I grew up with double delight of things. First, there was the delight of childhood. I have strong memories of crouching down near an ant hill and following the work of the ants for long, sunny stretches. Where were they going? I’d watch them bring the little crumbs of food, sometimes in a group, and marveled at their organization. How had they found it? How had they let their friends know? I’d trace them down to the dropped half cookie, or whatever else they were dismantling bit by bit and carefully bringing to their home.
“They can tell it’s going to rain,” my mother would say. And I’d be amazed at that too.
But the second type of delight I grew up with was that of my parents, the delight of fresh eyes on everything. They’d come from Argentina, from the arid foothills of the Andes, a stable, constant brown landscape. New Jersey was just a show-off, with bursting green growing out of cracks, on buildings, in vast stretches. “It’s so green here,” they would marvel, year in and year out. Then, in winter, New Jersey would put on a whole different show, bluish ice, frozen lakes, tinkling snow. They never got enough of it. They’d bundle me up in my mustard-yellow hat and pink cloth coat and tell me to stick my hands in my pockets and we’d walk, walk, walk to the desolate park to hear the sounds of snow, the sweep of wind. They’d take pictures of me, my nose red, and tell me we couldn’t walk on the frozen lake although those kids were out in the middle of it because you never you. You never knew in this crazy, strange place.
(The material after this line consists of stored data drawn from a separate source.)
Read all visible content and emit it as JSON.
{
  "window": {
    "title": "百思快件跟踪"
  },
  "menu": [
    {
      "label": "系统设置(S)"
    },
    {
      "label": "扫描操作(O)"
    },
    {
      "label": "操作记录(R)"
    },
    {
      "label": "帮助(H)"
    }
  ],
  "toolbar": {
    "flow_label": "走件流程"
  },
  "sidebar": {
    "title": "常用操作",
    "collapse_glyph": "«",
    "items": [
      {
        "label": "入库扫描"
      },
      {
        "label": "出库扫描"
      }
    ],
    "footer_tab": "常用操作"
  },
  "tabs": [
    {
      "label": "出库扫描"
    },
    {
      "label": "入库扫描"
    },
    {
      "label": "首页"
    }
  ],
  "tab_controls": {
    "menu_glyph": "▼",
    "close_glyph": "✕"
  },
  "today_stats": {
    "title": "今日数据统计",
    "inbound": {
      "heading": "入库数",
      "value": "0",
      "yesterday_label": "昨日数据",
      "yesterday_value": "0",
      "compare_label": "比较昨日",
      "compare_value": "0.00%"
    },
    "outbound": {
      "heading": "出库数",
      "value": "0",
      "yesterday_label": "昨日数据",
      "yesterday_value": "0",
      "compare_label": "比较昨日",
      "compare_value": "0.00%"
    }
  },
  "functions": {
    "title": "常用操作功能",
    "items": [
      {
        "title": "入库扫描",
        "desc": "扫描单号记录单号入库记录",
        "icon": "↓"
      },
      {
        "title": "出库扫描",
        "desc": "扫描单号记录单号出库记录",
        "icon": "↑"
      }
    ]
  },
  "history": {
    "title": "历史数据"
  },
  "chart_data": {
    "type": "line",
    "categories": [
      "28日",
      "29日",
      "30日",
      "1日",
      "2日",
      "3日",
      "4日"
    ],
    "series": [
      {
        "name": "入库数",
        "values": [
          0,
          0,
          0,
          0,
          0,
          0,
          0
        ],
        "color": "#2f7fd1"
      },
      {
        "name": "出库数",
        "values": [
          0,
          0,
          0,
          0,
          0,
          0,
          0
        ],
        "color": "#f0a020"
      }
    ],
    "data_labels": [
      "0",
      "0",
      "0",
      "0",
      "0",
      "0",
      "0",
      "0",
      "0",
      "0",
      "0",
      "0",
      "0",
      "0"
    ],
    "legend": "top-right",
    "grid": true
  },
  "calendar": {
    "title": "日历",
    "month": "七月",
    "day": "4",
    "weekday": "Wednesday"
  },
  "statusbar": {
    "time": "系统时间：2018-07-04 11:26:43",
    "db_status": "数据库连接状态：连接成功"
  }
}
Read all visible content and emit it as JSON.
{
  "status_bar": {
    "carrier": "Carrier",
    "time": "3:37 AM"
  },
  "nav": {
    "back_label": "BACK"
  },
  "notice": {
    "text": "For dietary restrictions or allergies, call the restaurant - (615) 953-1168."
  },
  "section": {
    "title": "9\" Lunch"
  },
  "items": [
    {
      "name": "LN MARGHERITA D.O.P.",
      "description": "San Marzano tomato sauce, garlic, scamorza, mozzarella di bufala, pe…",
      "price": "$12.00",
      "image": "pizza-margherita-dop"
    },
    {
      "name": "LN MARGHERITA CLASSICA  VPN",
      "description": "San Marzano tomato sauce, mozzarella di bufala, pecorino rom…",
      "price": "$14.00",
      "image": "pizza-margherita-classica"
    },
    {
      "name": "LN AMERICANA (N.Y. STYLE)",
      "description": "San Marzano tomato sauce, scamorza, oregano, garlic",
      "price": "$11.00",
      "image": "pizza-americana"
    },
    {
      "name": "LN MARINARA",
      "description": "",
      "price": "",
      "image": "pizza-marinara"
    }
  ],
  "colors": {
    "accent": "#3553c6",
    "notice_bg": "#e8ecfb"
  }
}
I have spent all but two of my years here. But every winter invites me to stay here anew, the ample breast of my adopted mother inviting me to rest my head and stay. It’s cold, no matter what system you use to measure the temperature. It’s still new, and amazing, and foreign and comforting all at once. It’s cold. And I’m grateful for the warmth inside, for the front-row seats, for the garage and the pipe heater and every precious moment I get to spend here.